The day the reorganisation was announced, eight student organisations at UoH came together to protest the bifurcation of Jammu and Kashmir and the abrogation of Kashmir’s special status under Article 370. They also planned to burn an effigy of the home minister Amit Shah. The organisations included the Students Federation of India, Ambedkar Students Association, Muslim Students Federation, Dalit Student Union, All India Students Association, Students Islamic Organisation and the Jammu & Kashmir Students Association. The protest was scheduled to begin at 6.30 pm. Students gathered in large numbers at South Shopping Complex, a shopping space inside the university.
Soon after, a heavy strength of the police and the RAF entered the university, forced the students to disperse, and announced a notice issued by P Sardar Singh, the registrar of UoH. The notice was dated 5 August and published on the university website. It told students that the police had imposed Section 144 of the Code of Criminal Procedure in Cyberadabad, which prohibits an assembly of five or more people. “It is to inform that all the protests and agitations are prohibited in UOH campus with immediate effect,” the university order said.
The same day, the police also dispersed a group of students from Jammu and Kashmir from the North Shopping Complex, another public place inside the university. The students had gathered to discuss the situation in Kashmir. Hadif Nisar, a Kashmiri student who is pursuing a masters in communication and is the president of the Jammu and Kashmir Students Association, was present at the spot when the police arrived. “Many of us were in a panic, there was a communication blockade,” Nisar said. “Many of us couldn’t contact our parents. So as president, I was addressing their problem, whether monetary or psychological. While we were discussing, the police came in and asked us to disperse saying that 144 has been imposed on campus, please disperse otherwise we will arrest you. Later, when the protest was to take place, the police again came in, disrupted the protest, and threatened the students. It was a complete attack on students’ democratic right to assemble in campus or register their dissent against the abrogation of [Article] 370.”
However, the next day, the Live Mint reported a statement from the Cyberabad commissionerate contradicting the university’s notice. “Section 144 is not imposed in Cyberabad limits as the situation is normal,” the statement said. On 9 August, the university issued another order stating that the 5 August order prohibiting protests and agitations on campus “stands withdrawn with immediate effect.”

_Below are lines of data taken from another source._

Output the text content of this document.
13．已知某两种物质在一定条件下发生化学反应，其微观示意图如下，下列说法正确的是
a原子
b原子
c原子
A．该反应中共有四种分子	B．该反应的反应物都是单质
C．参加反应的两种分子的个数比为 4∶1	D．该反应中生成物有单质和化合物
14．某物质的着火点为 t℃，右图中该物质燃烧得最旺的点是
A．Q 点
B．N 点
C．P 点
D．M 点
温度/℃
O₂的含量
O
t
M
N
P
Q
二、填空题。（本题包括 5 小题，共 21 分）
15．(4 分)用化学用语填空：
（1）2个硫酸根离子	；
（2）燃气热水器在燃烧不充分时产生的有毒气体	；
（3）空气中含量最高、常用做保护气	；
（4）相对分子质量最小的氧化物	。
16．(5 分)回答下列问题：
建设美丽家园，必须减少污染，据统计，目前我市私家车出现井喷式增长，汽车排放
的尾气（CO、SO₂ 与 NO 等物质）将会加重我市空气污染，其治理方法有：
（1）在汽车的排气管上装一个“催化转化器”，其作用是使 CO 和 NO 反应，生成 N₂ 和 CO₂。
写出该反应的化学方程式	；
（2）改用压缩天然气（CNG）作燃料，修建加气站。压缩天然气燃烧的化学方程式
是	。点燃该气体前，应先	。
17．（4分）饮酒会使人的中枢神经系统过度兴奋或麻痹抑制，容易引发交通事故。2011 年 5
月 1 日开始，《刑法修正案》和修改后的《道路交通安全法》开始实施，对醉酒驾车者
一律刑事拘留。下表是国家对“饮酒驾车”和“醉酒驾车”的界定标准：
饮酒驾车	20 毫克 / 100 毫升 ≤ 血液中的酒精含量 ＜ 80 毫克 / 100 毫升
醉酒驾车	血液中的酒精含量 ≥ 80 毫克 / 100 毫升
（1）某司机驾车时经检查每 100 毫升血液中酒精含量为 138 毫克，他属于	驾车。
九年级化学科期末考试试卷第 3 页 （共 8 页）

But a few days later, the university revoked the permission for a discussion on Kashmir. The Social Science Forum, a student group from the social-science department, and Abhiyan, a cultural organisation, had organised a panel discussion with five faculty members, scheduled for 13 August. The discussion was titled “Kashmir: 370 and beyond.” Students associated with the Social Science Forum told me that on 8 August, Sarat Jyotsna, the dean of humanities, had given them permission to use the humanities auditorium for the discussion. However, students said that 45 minutes before the program was scheduled to begin, the dean cancelled the permission for the auditorium without any explanation. The police and RAF also appeared at the event site. Students responded by organising the talk right outside the auditorium. They said the police tried to intervene and stop the discussion by showing the cancelled permission letter.
“We have gone there as speakers,” G Vijay, an associate professor in economics at UoH and a member of the panel discussion, said. “And there was the police. The administration should itself come and communicate if at all they wanted to cancel the program. What they [the police] showed us was the cancelled permission letter for the auditorium. The program was not cancelled.” Despite the police presence, the students persisted with help from some teachers and the discussion continued outside the auditorium. The police remained present until the end of the panel discussion.